Connected with the inerrancy of the Bible: can biblical authors narrate an objective structure of facts? Is this presupposed by those who argue against modern exegesis?

 

The historical problem under the psychological, gnoseological, epistemological aspect.

 

New page:

 

Historical relativism, given the victory of historicism in Heussi’s sense:

 

(1) history is not yet finished; given past developments, great light is thrown onto earlier events; Rostostzeff; so too with future developments; (2) history is materia prima: it consists of data; the data themselves have meaning, whether superficial or full and concrete; and depending on the different cultures, nations, religions, educations of historian,s the superficial sense is preserved in different ways, and the full sense is understood in different ways; (3) history can be right, but whether it is true is not scientifically resolved.
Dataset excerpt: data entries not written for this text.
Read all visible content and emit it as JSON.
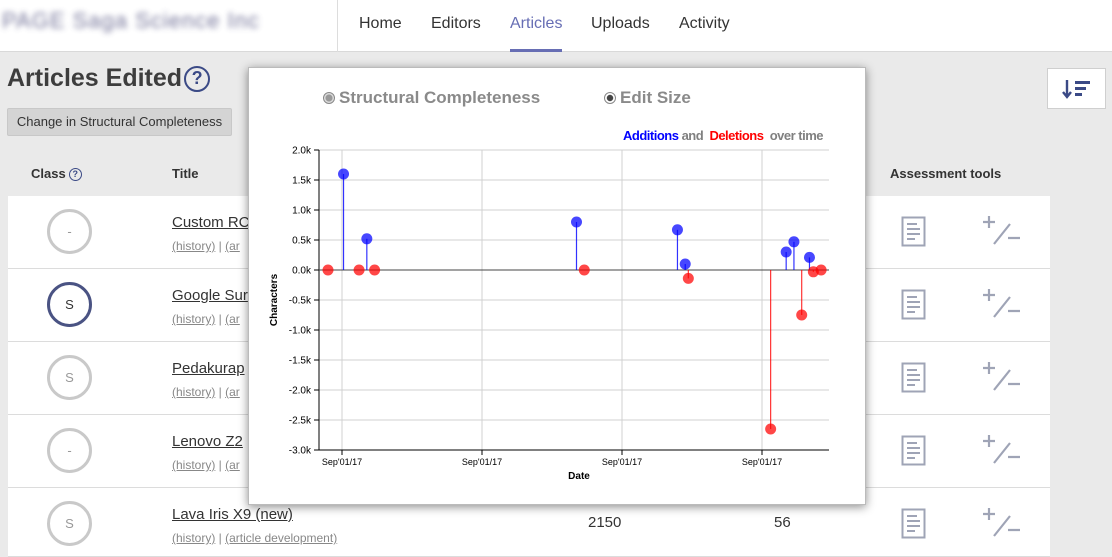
{
  "nav": {
    "brand": "PAGE Saga Science Inc",
    "links": [
      "Home",
      "Editors",
      "Articles",
      "Uploads",
      "Activity"
    ],
    "active": "Articles"
  },
  "page": {
    "title": "Articles Edited",
    "help_glyph": "?",
    "change_button": "Change in Structural Completeness"
  },
  "table": {
    "headers": {
      "class": "Class",
      "title": "Title",
      "tools": "Assessment tools"
    },
    "rows": [
      {
        "class": "-",
        "title": "Custom RC",
        "history": "(history)",
        "sep": " | ",
        "dev": "(ar",
        "chars": "",
        "refs": ""
      },
      {
        "class": "S",
        "title": "Google Sur",
        "history": "(history)",
        "sep": " | ",
        "dev": "(ar",
        "chars": "",
        "refs": ""
      },
      {
        "class": "S",
        "title": "Pedakurap",
        "history": "(history)",
        "sep": " | ",
        "dev": "(ar",
        "chars": "",
        "refs": ""
      },
      {
        "class": "-",
        "title": "Lenovo Z2",
        "history": "(history)",
        "sep": " | ",
        "dev": "(ar",
        "chars": "",
        "refs": ""
      },
      {
        "class": "S",
        "title": "Lava Iris X9 (new)",
        "history": "(history)",
        "sep": " | ",
        "dev": "(article development)",
        "chars": "2150",
        "refs": "56"
      }
    ]
  },
  "popup": {
    "radio_structural": "Structural Completeness",
    "radio_edit_size": "Edit Size",
    "selected": "Edit Size",
    "legend_additions": "Additions",
    "legend_and": " and ",
    "legend_deletions": "Deletions",
    "legend_over_time": " over time",
    "colors": {
      "additions": "#0000ff",
      "deletions": "#ff0000",
      "grey": "#808080"
    }
  },
  "chart_data": {
    "type": "scatter",
    "title": "",
    "xlabel": "Date",
    "ylabel": "Characters",
    "ylim": [
      -3000,
      2000
    ],
    "y_ticks": [
      "2.0k",
      "1.5k",
      "1.0k",
      "0.5k",
      "0.0k",
      "-0.5k",
      "-1.0k",
      "-1.5k",
      "-2.0k",
      "-2.5k",
      "-3.0k"
    ],
    "x_ticks": [
      "Sep'01/17",
      "Sep'01/17",
      "Sep'01/17",
      "Sep'01/17"
    ],
    "grid": true,
    "legend": "top-right",
    "series": [
      {
        "name": "Additions",
        "color": "#0000ff",
        "points": [
          {
            "i": 2,
            "y": 1600
          },
          {
            "i": 5,
            "y": 520
          },
          {
            "i": 32,
            "y": 800
          },
          {
            "i": 45,
            "y": 670
          },
          {
            "i": 46,
            "y": 100
          },
          {
            "i": 59,
            "y": 300
          },
          {
            "i": 60,
            "y": 470
          },
          {
            "i": 62,
            "y": 210
          }
        ]
      },
      {
        "name": "Deletions",
        "color": "#ff0000",
        "points": [
          {
            "i": 0,
            "y": 0
          },
          {
            "i": 4,
            "y": 0
          },
          {
            "i": 6,
            "y": 0
          },
          {
            "i": 33,
            "y": 0
          },
          {
            "i": 46.4,
            "y": -140
          },
          {
            "i": 57,
            "y": -2650
          },
          {
            "i": 61,
            "y": -750
          },
          {
            "i": 62.5,
            "y": -30
          },
          {
            "i": 63.5,
            "y": 0
          }
        ]
      }
    ]
  }
}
E. Rothacker.

 

New page:

 

The existential victory of historicism, relativism:

 

(1) the field of objective scientific inquiry is for those matters on which everyone is in agreement

(2) myth in a popular form, Weltanschauung, and in an erudite form, in systems

(3) demythologization, existential interpretation, reduced to the orientation of the subject

(4) interior personal response: existenziell, faith

 

New page:

 

Function of Catholic biblical, archeological, patristic, liturgical, sociological, historical [studies]

 

Does it uniquely contribute to proving and understanding Catholic truth? Is it an essential auxiliary discipline? Does it directly contribute to Christian culture and the life of the Church? Or indirectly, so that it is present to the theologian as a medium, or so that better known analogies are present to the theologian? (Carrier concerning Congar). Or indirectly, mediating between secularized cuture and theological knowledge, to take away the schism of laicism and secularism. Is biblical study etc. Catholic because it is continually occupied with adding to the proofs of faith, or because it accepts a method from the theologian which through dialectic automatically baptizes what is human? [RD: seems like a collection of fairly insignificant problems that Lonergan moved beyond quickly, ni fallor.]